Acte de Dire III by Fiston Mwanza

Acte de Dire III

J’ai l’impression d’être une foule… Je porte le même nom que mon Père: MWANZA MUJILA. Je le loue ou l’emprunte, c’est selon, à mon Père. Il l’a aussi loué, pendant des années, à son grand-père. Le nom est un musée, mouvant. Un assemblage des rêves. Une architecture souterraine… Je suis donc accompagné par tous les MWANZA MUJILA quand je récite un texte. Ils sont avec moi sur scène- “auf der Bühne”, comme on dit en allemand- apportant leurs voix, leurs cris ainsi que tous leurs désirs d’espérance. Ils sont en moi. Ils parlent en moi. Ils parlent avec moi. Nous traînons la même énergie sidérale de répandre nos voix jusqu’aux quatre coins de la terre, de nommer les choses, de toiser le soleil.
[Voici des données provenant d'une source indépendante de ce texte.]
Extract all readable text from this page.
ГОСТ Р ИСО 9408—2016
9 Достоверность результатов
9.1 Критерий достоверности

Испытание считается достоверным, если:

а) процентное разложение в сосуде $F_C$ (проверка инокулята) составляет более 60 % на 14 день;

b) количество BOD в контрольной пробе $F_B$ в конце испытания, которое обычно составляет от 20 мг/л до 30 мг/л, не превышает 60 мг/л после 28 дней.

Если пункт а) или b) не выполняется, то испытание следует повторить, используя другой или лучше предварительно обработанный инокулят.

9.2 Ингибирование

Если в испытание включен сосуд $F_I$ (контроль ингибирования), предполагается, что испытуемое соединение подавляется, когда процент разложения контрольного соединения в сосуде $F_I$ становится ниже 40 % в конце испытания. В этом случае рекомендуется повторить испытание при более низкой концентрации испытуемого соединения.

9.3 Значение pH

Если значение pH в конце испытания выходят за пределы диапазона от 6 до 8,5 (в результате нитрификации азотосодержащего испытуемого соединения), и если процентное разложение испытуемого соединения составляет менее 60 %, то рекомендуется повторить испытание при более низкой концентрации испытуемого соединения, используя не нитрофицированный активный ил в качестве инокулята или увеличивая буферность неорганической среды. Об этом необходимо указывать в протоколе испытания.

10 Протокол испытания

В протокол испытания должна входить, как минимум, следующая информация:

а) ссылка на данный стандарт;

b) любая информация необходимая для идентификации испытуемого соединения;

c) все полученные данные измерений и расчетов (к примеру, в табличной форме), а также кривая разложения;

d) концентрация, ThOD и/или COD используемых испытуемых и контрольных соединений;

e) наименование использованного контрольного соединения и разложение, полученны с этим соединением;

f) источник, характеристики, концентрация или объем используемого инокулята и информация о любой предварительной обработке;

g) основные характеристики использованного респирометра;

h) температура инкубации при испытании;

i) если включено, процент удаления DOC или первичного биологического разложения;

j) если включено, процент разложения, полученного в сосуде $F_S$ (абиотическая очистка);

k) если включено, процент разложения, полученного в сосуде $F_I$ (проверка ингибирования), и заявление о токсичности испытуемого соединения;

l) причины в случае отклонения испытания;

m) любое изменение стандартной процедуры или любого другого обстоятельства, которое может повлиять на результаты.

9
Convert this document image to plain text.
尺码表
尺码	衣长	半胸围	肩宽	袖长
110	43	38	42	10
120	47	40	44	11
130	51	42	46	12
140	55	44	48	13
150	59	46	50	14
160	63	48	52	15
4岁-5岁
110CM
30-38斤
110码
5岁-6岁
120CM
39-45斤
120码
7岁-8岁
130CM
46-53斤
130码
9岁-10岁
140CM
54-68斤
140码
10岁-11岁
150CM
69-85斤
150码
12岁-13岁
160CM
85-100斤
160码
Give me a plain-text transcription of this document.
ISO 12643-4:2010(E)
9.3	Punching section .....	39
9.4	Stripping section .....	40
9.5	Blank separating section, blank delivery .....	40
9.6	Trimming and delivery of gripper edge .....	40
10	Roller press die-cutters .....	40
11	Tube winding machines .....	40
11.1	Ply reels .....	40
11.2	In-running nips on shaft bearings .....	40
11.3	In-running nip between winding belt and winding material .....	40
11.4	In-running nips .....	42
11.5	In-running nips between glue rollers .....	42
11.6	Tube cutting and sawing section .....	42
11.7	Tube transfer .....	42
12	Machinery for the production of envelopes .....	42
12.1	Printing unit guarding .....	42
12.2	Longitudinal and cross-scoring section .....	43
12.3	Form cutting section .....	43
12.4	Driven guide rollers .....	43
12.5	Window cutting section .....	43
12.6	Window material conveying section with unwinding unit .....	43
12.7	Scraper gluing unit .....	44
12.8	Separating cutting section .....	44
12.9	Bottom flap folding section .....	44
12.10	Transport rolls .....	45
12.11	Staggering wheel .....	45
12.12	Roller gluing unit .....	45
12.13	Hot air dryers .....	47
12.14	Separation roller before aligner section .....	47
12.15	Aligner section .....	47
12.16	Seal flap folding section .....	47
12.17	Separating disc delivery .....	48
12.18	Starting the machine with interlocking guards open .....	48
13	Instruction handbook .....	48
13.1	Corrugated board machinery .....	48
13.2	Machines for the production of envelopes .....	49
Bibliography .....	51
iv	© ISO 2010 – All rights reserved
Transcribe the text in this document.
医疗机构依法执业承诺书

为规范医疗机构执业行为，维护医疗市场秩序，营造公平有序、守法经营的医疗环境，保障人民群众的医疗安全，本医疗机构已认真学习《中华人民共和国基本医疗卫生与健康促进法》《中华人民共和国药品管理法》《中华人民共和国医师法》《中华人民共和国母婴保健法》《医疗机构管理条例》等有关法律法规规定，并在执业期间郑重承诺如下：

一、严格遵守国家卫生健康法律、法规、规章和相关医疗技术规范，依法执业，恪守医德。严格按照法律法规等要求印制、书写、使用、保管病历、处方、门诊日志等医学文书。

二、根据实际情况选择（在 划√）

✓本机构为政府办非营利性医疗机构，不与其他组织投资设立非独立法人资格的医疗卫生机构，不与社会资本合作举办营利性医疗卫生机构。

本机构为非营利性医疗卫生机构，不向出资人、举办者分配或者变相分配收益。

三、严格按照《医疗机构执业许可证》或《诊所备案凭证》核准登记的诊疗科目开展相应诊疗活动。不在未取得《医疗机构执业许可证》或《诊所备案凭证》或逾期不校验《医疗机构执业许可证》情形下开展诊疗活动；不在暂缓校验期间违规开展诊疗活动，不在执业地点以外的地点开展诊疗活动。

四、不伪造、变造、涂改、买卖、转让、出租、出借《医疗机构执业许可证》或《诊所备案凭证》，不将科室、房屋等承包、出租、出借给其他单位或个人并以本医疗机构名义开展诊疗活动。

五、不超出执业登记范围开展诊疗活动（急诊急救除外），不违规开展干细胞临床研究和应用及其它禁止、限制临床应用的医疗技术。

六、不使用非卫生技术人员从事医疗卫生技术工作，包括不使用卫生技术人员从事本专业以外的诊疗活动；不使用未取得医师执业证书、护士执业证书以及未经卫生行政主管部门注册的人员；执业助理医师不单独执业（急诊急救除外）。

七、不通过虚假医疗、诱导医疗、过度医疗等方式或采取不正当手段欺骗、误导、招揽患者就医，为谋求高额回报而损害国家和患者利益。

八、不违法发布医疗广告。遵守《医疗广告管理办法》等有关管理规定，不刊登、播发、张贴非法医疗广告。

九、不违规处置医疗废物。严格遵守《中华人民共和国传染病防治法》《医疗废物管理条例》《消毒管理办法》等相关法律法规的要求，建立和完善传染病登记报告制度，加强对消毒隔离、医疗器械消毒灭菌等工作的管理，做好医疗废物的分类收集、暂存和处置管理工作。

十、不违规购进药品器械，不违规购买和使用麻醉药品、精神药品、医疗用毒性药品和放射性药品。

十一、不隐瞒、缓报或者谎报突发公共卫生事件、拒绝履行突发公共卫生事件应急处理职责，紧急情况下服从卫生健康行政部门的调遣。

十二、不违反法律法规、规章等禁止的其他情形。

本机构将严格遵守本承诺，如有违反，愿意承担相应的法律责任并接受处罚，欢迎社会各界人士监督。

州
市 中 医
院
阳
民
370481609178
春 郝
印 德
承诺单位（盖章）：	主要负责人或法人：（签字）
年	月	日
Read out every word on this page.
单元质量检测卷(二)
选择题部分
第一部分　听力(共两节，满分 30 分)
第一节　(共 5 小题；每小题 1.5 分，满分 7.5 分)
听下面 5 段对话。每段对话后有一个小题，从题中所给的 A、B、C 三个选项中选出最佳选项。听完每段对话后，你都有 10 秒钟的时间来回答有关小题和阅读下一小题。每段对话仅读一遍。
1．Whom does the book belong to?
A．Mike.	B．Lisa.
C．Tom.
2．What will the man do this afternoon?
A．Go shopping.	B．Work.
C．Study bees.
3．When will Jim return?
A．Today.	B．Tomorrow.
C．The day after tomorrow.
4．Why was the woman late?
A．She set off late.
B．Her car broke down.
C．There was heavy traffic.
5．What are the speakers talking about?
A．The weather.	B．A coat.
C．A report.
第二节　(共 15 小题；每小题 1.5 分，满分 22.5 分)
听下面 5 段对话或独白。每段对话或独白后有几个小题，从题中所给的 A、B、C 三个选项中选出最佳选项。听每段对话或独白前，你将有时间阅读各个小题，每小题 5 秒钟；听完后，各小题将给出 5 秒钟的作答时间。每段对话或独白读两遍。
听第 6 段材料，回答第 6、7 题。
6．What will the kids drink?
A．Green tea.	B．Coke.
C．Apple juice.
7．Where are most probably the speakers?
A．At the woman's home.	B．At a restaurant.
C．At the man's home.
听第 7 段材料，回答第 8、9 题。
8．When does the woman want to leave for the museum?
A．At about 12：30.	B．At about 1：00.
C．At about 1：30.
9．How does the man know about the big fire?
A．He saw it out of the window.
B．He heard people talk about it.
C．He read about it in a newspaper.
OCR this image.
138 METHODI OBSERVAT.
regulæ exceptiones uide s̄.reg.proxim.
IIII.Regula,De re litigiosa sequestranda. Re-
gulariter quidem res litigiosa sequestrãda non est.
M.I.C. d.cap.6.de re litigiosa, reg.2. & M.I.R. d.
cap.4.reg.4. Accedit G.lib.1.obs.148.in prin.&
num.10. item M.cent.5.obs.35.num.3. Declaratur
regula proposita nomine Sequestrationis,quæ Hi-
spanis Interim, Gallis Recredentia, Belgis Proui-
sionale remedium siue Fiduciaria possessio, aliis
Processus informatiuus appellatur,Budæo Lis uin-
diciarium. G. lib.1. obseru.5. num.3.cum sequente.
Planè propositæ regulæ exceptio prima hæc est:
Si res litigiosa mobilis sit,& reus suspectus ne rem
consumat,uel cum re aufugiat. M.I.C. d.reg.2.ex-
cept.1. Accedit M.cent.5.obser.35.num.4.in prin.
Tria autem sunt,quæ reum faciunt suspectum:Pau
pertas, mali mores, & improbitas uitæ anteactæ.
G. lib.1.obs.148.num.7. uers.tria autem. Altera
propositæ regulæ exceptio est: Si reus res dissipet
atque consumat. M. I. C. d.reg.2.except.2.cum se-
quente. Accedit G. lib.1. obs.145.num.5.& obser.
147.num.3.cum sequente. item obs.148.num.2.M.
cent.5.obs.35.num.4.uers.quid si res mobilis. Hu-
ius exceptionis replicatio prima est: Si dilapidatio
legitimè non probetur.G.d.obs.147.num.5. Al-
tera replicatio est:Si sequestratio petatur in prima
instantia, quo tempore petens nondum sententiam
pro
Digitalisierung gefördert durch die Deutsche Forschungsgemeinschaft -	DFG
A la famille s’ajoute le Congo. L’inverse est possible. Je transporte le pays partout où je marche. Je le porte dans la tête, le ventre et les jambes. Le Congo me colle à la peau à la manière d’une peste ou de la maladie du sommeil. Le pays (du haut de ses 2345409 kilomètre carré) sommeille en moi.

De solitude, je n’en meurs pas lorsque je défenestre la poésie de mon corps. Les multiples MWANZA MUJILA, le fleuve, les montagnes, les volcans décontenancés du Kivu, le soleil, la pluie participent à la scénographie. Ils explosent la scène et la scénographie. D’où l’urgence d’aboyer à ciel ouvert.

I feel like I am a crowd…I carry the same name as my father: Mwanza Mujila. I rent it or lend it, it depends, to my father. He also rented it, for years, from his grandfather. The name is a museum, a moving one. An assembly of dreams. An underground architecture…I am thus accompanied by all the Mwanza Mujilas when I recite a text. They are with me on stage – “auf der Bühne”, as they say in German–, bringing their voices, their cries as well as their desires of hope.  They are within me. They speak in me. They speak with me. We drag around the same sidereal energy to give out our voices to the four corners of the earth, to name the things, to look up and down the sun.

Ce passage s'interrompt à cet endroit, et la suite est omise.